NIPS 2018 Expo Workshop

Dec. 2, 2018

Expo Schedule »

Research to Production in NLP Applications at Facebook

Sponsor: Facebook, Inc

Abstract:

We propose a half day workshop on NLP at Facebook, critical component to many systems and applications. We will have an introductory talk on NLP efforts at Facebook, followed by more in depth talks about particular projects, a panel on Facebook's open source philosophy, and a tutorial on developing an NLP application from research to production.

Talk: Overview of NLP

This talk will give an overview of NLP efforts at Facebook and demonstrate how NLP is a critical component to many systems, ultimately to bring a better user experience for people on Facebook.

Talk: Fairseq

This talk will showcase NLP research conducted at our artificial intelligence lab and demonstrate how Fairseq, a general purpose sequence-to-sequence library, can be used in many applications, including (unsupervised) translation, summarization and dialog.

Talk: Translate

This talk will describe how PyTorch 1.0 allows researchers and engineer to move from research to production faster and describe the capabilities of Translate, our translation system engine, including models, export capabilities and low precision operators.

Talk: PyText

This talk will describe how PyText powers many NLP use cases at Facebook and how it is becoming a flexible NLP platform for both research and production use cases.

Panel: Open Source

Facebook researchers and engineers answer the following questions: How do you decide to open source a project?
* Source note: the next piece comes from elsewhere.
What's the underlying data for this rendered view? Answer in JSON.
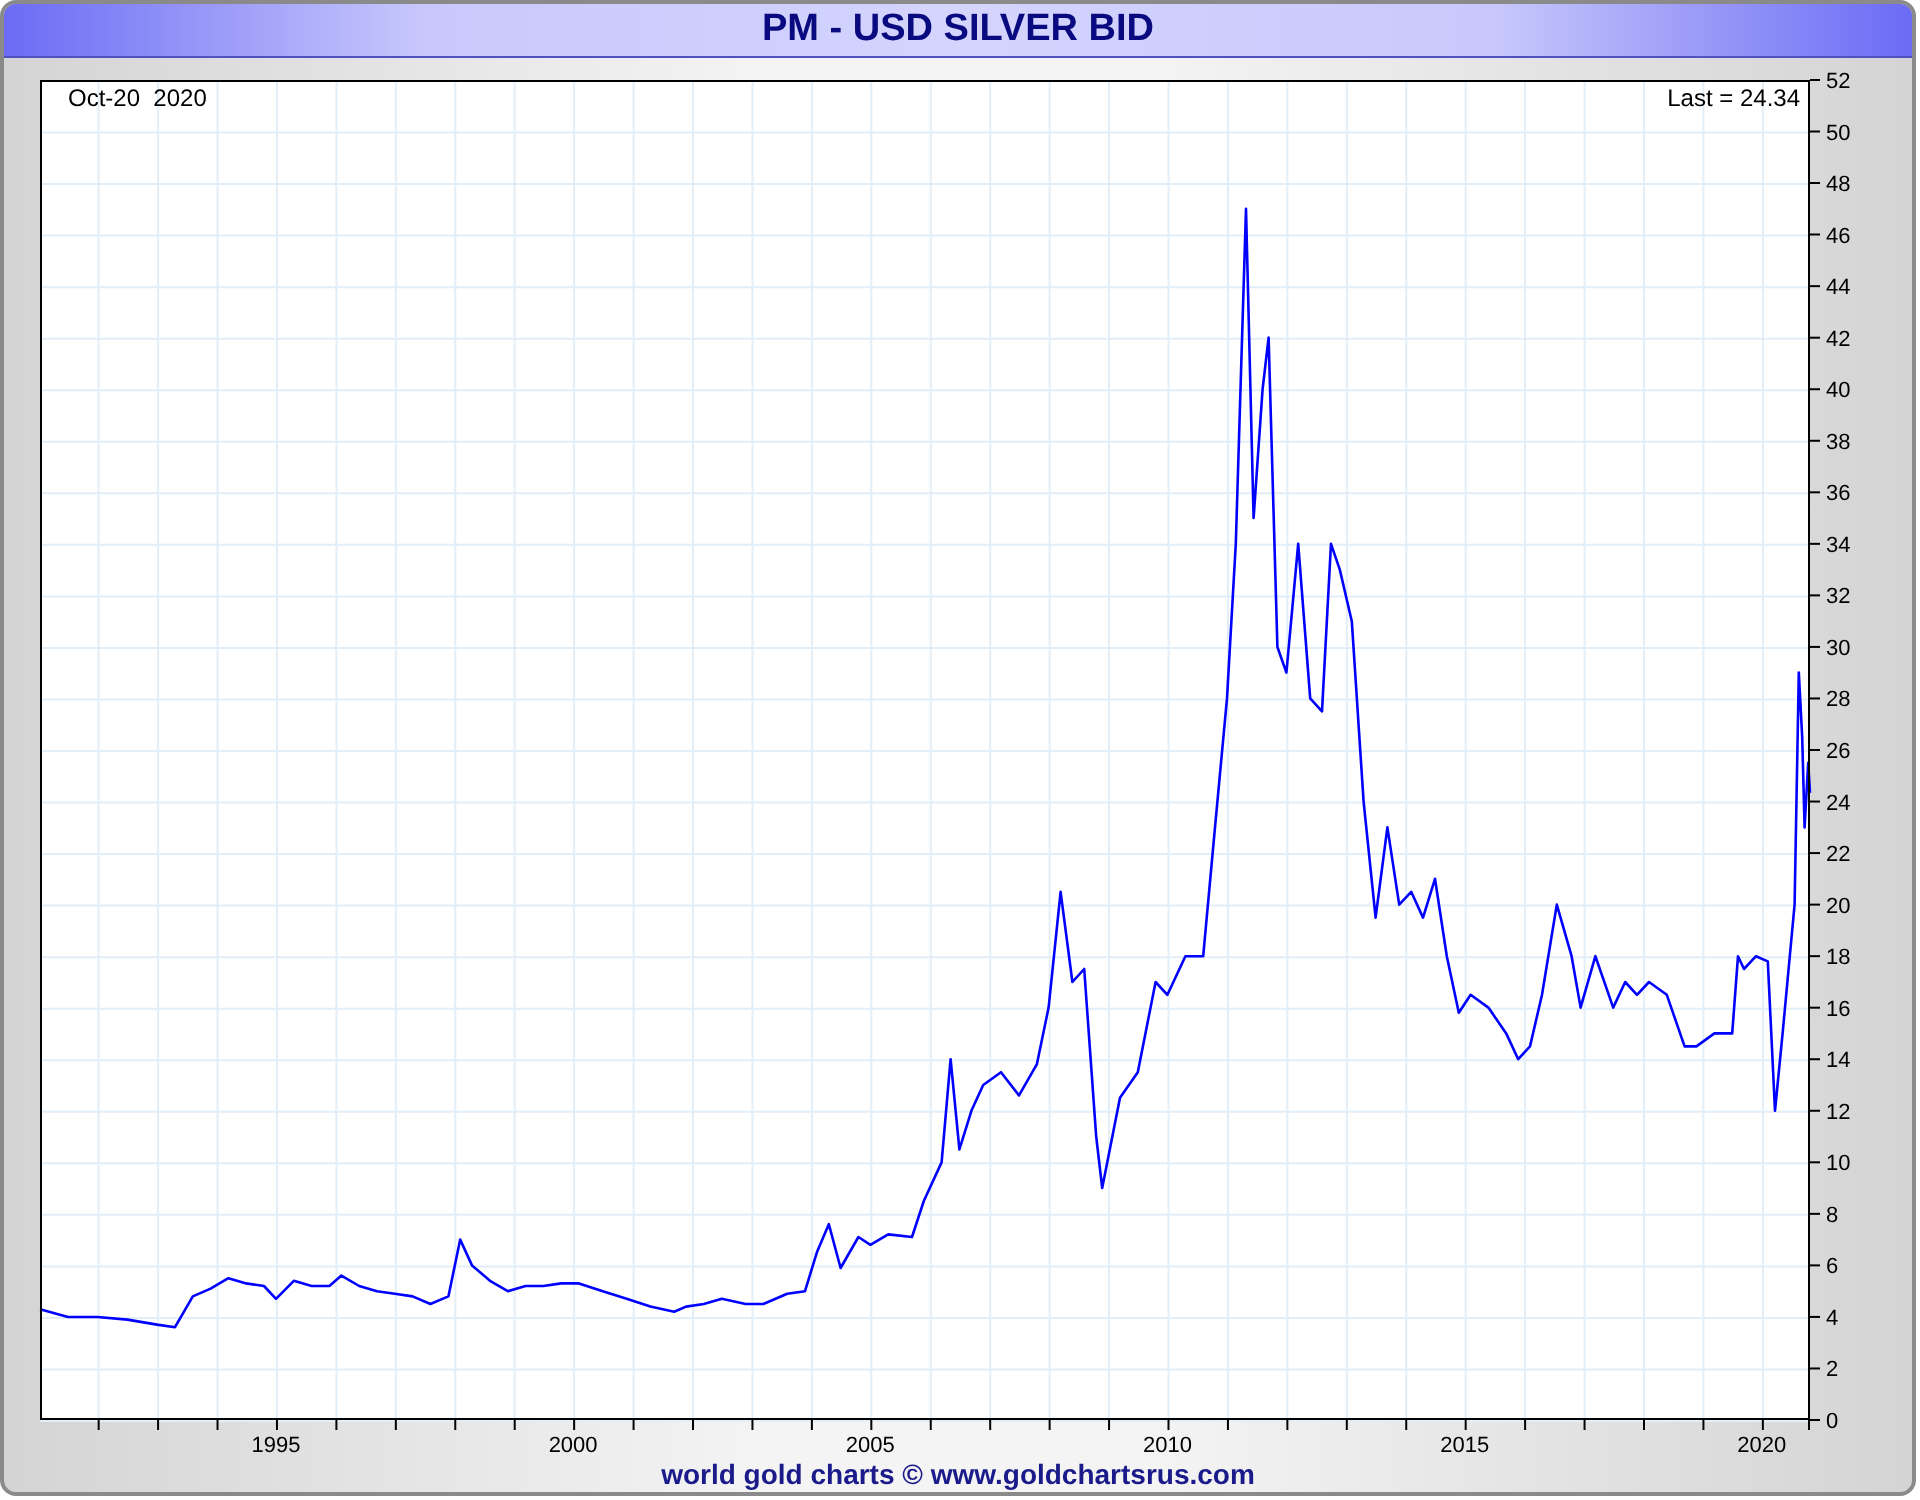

What steps are involved in releasing a project? What is the audience that you are targeting when releasing a project? How do you deal with maintenance and external requests from the community? What are the tangible benefits that you have observed by releasing projects so far?

Tutorial: Using PyTorch 1.0 Hybrid Frontend to Train and Export a seq2seq model

Hands-on tutorial on how to use PyTorch 1.0 for NLP; learn how to develop and train a sequence-to-sequence model and what steps are involved in making that model production ready.